I believe I understand very well the message of Rockwell Automation about how to crack into this industry, and to find the blue ocean. For us it is centered on the connected enterprise. It is not anymore about the CAPEX and fixed asset investment of our customers. It is really about taking the existing premises and facilities and making them more productive. It is about upgrading the skills of their employees so that they can adapt to the connected enterprise journey. Understanding this, you can choose to either stay behind your desk or go out to the front, together with your staff, to bring the message to all the customers and distributors.
How do you ensure that you will continue to grow as a leader?
In the automation world, you have to be both technology-savvy and people-savvy. The concept of connected enterprise encompasses not only Rockwell Automation but extends to our strategic partners. These strategic partners bring pieces of the puzzle to the connected enterprise solution. I have to keep myself abreast of all these technology and understanding how jointly we can meet the challenges of our customers.
On the people side of the equation, I hope to enhance my coaching skill. I want to nurture and groom people not by hierarchy or title but by virtue of being a good coach. This is something that occupies 30 to 40 percent of my time. It may sound a little bit odd but this has a tremendous long-term impact on our business. It makes our operation sustainable and stable; it makes our people happy to stay and attract good people from outside to join us. It is the glue that cements the whole team. Being a good coach means helping our staff ask the right questions and finding solutions. We as leaders cannot be providing solutions all the time and I want to empower them to make decisions.
What is your thought process when making strategic decisions?
Complexity and uncertainty exist in our everyday life. I am hired by Rockwell Automation to grow the business, profitably and sustainably. When I wake up every day, I think about my WIG for the day, the wildly important goal. Then I think about the strategy to achieve this goal. First, you need to stay the course and stay on message. Then I will think about what are the resources needed, for example human capital. By its nature, strategy is long term and it needs to be over communicated. A leader has to have a pedagogy that is repetitive to reinforce the message to the staff. The staff also has to understand what is in it for them and for the company. They have to have clarity about their roles, what is expected of them and how their part contributed to the overall strategy.

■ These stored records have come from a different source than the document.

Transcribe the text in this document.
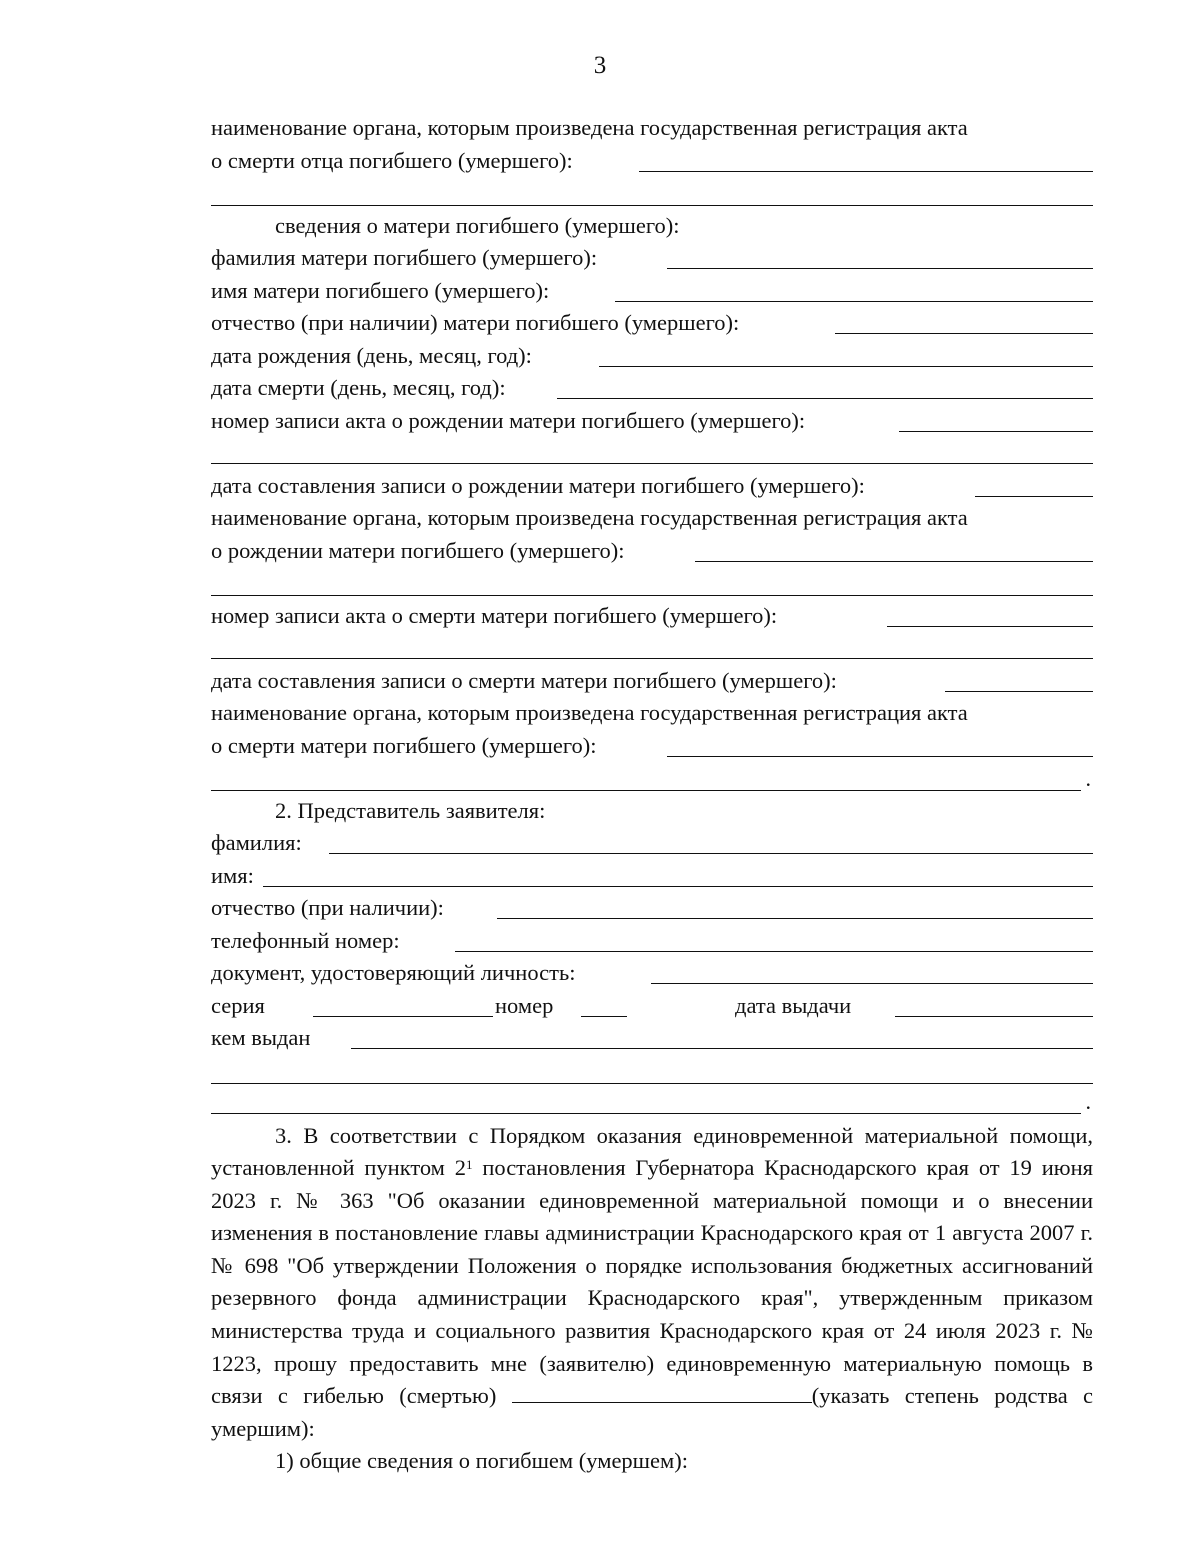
3
наименование органа, которым произведена государственная регистрация акта
о смерти отца погибшего (умершего):
сведения о матери погибшего (умершего):
фамилия матери погибшего (умершего):
имя матери погибшего (умершего):
отчество (при наличии) матери погибшего (умершего):
дата рождения (день, месяц, год):
дата смерти (день, месяц, год):
номер записи акта о рождении матери погибшего (умершего):
дата составления записи о рождении матери погибшего (умершего):
наименование органа, которым произведена государственная регистрация акта
о рождении матери погибшего (умершего):
номер записи акта о смерти матери погибшего (умершего):
дата составления записи о смерти матери погибшего (умершего):
наименование органа, которым произведена государственная регистрация акта
о смерти матери погибшего (умершего):
.
2. Представитель заявителя:
фамилия:
имя:
отчество (при наличии):
телефонный номер:
документ, удостоверяющий личность:
серия	номер	дата выдачи
кем выдан
.
3. В соответствии с Порядком оказания единовременной материальной помощи, установленной пунктом $2^1$ постановления Губернатора Краснодарского края от 19 июня 2023 г. № 363 "Об оказании единовременной материальной помощи и о внесении изменения в постановление главы администрации Краснодарского края от 1 августа 2007 г. № 698 "Об утверждении Положения о порядке использования бюджетных ассигнований резервного фонда администрации Краснодарского края", утвержденным приказом министерства труда и социального развития Краснодарского края от 24 июля 2023 г. № 1223, прошу предоставить мне (заявителю) единовременную материальную помощь в связи с гибелью (смертью)	(указать степень родства с умершим):
1) общие сведения о погибшем (умершем):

What factors attracted you to work for Rockwell Automation?
Rockwell Automation is the oldest pure play automation company in the world. We like to do things that bring value to our customers and just be better at it every day. We win market share by being specialized and having a certain critical mass of specialization. I was looking to join a $1 to 5 billion euro company as I think there is great potential to grow if there is focus and value proposition.
What are the values that you bring to your new role?
I have got successful experience in the emerging markets in Asia in growing partnership, like partnerships with customers, distributors, OEMs and system integrators. It takes a lot of discipline, belief, continuous application of certain policy and consistency in the way we address and protect our partners. I can bring all that to make sure we gain market share.
The connected enterprise
It is Rockwell Automation’s vision to connect information across the plant floor to the rest of the enterprise. With the connected enterprise, companies can make better decisions faster, improve productivity and global competitiveness. Having implemented the connected enterprise within its own operations, Rockwell reported the following results: productivity increases by four to five percent per year; realized savings of 30 percent per year in capital avoidance, lead times reduced by 50 percent, among others.